This post was last edited by Hamster who doesn't like carrots on 2024-10-16 00:10
I have been studying ST AI these days and found a very interesting website. The link is as follows: https://stedgeai-dc.st.com/home .
In daily development, we need to train the model, run it on the development board, measure its performance, and then modify the model or adjust the parameters and run it again. It is cumbersome and requires a development board and a project. If we have nothing but the model, there is nothing we can do. So this website solves this problem. We can put the model on it, adjust the parameters and optimize it, and then run the model to measure the performance (this is not a software simulation.

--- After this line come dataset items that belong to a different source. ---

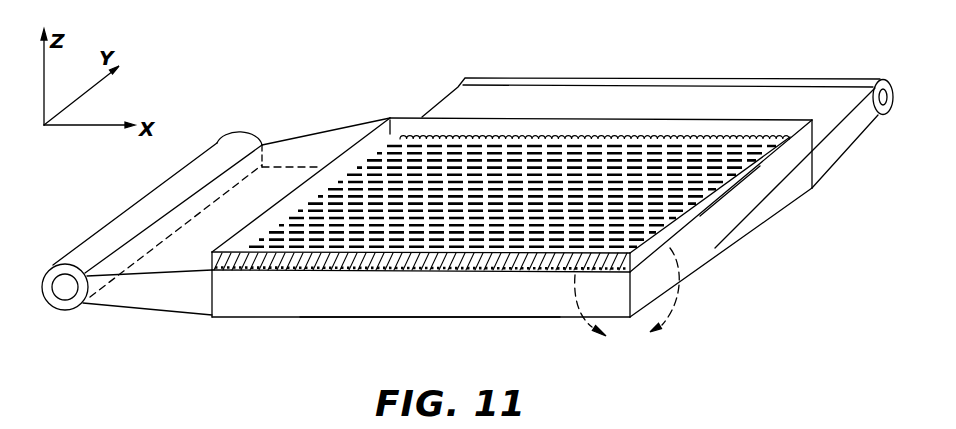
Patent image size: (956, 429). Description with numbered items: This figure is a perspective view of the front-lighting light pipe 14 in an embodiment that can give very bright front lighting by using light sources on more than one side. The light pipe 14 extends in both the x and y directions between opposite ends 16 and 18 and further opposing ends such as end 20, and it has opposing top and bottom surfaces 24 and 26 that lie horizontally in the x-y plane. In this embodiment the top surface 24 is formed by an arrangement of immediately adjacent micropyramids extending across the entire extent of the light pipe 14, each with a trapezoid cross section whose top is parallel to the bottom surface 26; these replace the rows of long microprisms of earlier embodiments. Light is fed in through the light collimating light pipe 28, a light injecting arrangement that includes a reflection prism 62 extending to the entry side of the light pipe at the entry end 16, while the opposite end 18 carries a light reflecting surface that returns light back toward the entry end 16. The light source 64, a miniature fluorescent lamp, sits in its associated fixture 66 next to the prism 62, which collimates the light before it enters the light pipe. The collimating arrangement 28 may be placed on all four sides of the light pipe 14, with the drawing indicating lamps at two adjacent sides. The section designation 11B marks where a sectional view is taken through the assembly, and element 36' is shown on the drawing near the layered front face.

The front-lighting light pipe 14 is at (512, 218).
The entry end 16 is at (421, 303).
The reflecting end 18 is at (736, 249).
The opposing end 20 is at (641, 163).
The top surface 24 is at (421, 306).
The bottom surface 26 is at (430, 302).
The light collimating light pipe 28 is at (461, 111).
The electrode row 36' is at (421, 315).
The reflection prism 62 is at (195, 248).
The light source 64 is at (54, 308).
The fixture 66 is at (157, 178).
The section line 11B is at (638, 307).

ST has a corresponding physical development board in the cloud, and you can run your model on the development board). Finally, you can also download the source code or firmware.
Next, I will show you how to use this website
1. Login
The first page you see when you enter the website is a welcome page. The pictures and three processes below well illustrate the functions of this website. We click "START NOW" (you will be asked to log in to your ST account later)
2. Select the model
The first step is to upload a model. You can choose to upload your own model or select one from ST Model Zoo.
Since I don't have a model yet, I choose one from the ST model library. There are three criteria for model selection: target board type, purpose, neural network
I will choose the gesture recognition model using the multi-point TOF chip VL53L5CX. Click "import" to use this model.
Click "start" to start using the model.
Next, the website will analyze the model, which takes about ten seconds. It is better not to be too fast.
3. Choose a platform
Here we need to select the version and chip platform of CUBE AI. I chose the latest 9.0.0 for CUBE AI (the CUBE AI installed in my CUBE MX is also this version, although it was already 9.1.0 when I wrote this article). Then you can choose the chip platform. Since I chose 9.0.0, the chip platform can only be STM32. However, we are using STM32 now, so it doesn’t matter if other platforms cannot be selected.
4. Quantitative Model
This step is optional. Quantizing the model can reduce the size of the neural network and save memory.
After quantization, the size of the model has become significantly smaller (of course, the accuracy will also be lost, which requires continuous parameter adjustment in the later stage to balance the size and performance)
If you do not use the quantization function, just click "Go next" to proceed to the next step. If you have quantized the model and want to use the quantized model, click "Select"
5. Optimization Model
Here you can optimize the model, choose balance, save memory, and improve inference speed. It is very simple and clear. The input and output buffer on the right is selected by default.
Click "Optimize" to start the optimization. Similarly, the speed is very fast and it only takes a few seconds.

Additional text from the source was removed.